La controllata russa dell’asset management di Piazza Cordusio non andava oltre i 30 milioni di masse. Resta il rebus sulla quota dei libici
Dasvidania Russia. Unicredit esce dal risparmio gestito e annuncia la vendita degli asset di Mosca. La controllata di Piazza Corsudio, Pioneer Investments, ha confermato infatti le indiscrezioni circolate ieri secondo cui starebbe «rivedendo le opzioni strategiche» per la sua attività in Russia. La decisione rientra nel piano industriale in corso di finalizzazione che punterà ad «accelerare la crescita organica» della società del risparmio gestito. Così, mentre si concentra sulla crescita organica, Pioneer Investments, il cui 100% era in vendita fino alla scorsa primavera (in corsa c’erano le due francesi Amundi e Natixis, e la britannica Resolution), cerca di liberarsi della propria divisione russa. Divisione che, a dire il vero, non incide in misura significativa sul business della società dell’asset managet, impiegando appena una decina di persone, per un totale di 32,1 milioni di euro di masse (187 miliardi quelle totali di Pioneer). «È importante sottolineare – aggiunge la nota – che la Russia rimane un mercato strategico per Unicredit, la nostra controllante. Questa decisione di valutare opzioni strategiche è basata puramente sulla analisi della nostra attività e non riflette i piani di Unicredit per la Russia». In effetti, a inizio anno, l’ad del gruppo bancario italiano Federico Ghizzoni aveva manifestato l’interesse a una espansione in Russia, dove l’istituto di Piazza Cordusio è già presente attarverso le controllate Unicredit Bank e Yapi Kredi Moscow (nel segmento corporate & investment banking nel Paese opera anche tramite Unicredit Securities). Proprio la settimana scorsa, la divisione russa del gruppo italiano aveva ha annunciato di essersi assicurata 300 milioni di dollari attraverso un prestito sindacato, che verrà utilizzato per espandere l’attività di trading finanziario della banca e per scopi generali di finanziamento. Il comunicato diffuso ieri da Pioneer precisa, inoltre, che il processo di vendita è appena entrato «nelle fasi iniziali» e che «una volta che decisioni importanti saranno prese, le informazioni sulle prossime mosse saranno condivise con tutti gli stakeholder».

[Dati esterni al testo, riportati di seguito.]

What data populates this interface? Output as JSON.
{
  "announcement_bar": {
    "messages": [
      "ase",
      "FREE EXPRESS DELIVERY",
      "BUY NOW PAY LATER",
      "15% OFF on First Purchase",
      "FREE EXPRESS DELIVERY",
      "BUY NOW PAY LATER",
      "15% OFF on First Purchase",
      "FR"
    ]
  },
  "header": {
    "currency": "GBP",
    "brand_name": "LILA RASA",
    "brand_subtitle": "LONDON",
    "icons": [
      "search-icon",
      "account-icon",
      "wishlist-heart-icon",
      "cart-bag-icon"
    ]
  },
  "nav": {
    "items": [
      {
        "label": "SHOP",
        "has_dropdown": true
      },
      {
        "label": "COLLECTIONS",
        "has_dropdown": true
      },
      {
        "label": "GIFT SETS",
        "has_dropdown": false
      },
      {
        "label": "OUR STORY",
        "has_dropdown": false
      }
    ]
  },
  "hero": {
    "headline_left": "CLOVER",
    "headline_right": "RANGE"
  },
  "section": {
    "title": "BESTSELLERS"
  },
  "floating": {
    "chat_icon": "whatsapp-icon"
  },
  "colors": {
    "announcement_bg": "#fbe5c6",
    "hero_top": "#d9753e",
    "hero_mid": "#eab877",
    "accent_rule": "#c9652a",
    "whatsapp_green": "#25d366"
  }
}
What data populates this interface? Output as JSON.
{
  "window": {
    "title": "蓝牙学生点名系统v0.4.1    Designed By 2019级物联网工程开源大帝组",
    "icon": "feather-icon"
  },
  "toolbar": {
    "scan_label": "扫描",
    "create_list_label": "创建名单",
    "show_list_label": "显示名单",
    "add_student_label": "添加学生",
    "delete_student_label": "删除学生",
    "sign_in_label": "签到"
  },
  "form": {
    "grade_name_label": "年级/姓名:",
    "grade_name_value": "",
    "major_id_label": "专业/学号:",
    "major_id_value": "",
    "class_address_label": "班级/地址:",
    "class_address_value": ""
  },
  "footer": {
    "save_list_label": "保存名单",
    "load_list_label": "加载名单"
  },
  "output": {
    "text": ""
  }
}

Sempre la stampa estera, ma questa volta il Financial Times Deutschland, ha svelato i dettagli del riassetto della banca di Piazza Cordusio in Germania. L’operazione prevede lo scorporo delle unità nei servizi, acquisti, sistemi informatici e la gestione delle sedi, che confluiranno in una nuova società, Unicredit Global Business Services (Ugbs). In capo ad Hvb, la banca con cui Unicredit opera nel Paese, resteranno le attività bancarie.
Intanto, le notizie giunte ieri dal fronte libico sulla caduta del regime di Gheddafi potrebbero avere un impatto diretto sulla compagine azionaria di Unicredit. Il dittatore di Tripoli, attraverso diversi bracci operativi direttamente o indirettamente controllati dallo Stato, l’estate scorsa è stato protagonista di un vero e proprio blitz nel capitale dell’istituto, di cui, sommando il 4,99% della Banca Centrale libica e il 2,59% del fondo sovrano Lia, detiene oltre il 7,5 per cento. La quota, nei mesi scorsi, era stata congelata dei diritti spettanti agli azionisti. Ma prima di comprendere cosa i soci di Tripoli presenti nel capitale di Unicredit hanno intenzione di fare (resteranno o venderanno?) bisognerà capire cosa succederà a Tripoli nell’ormai probabile post-Gheddafi.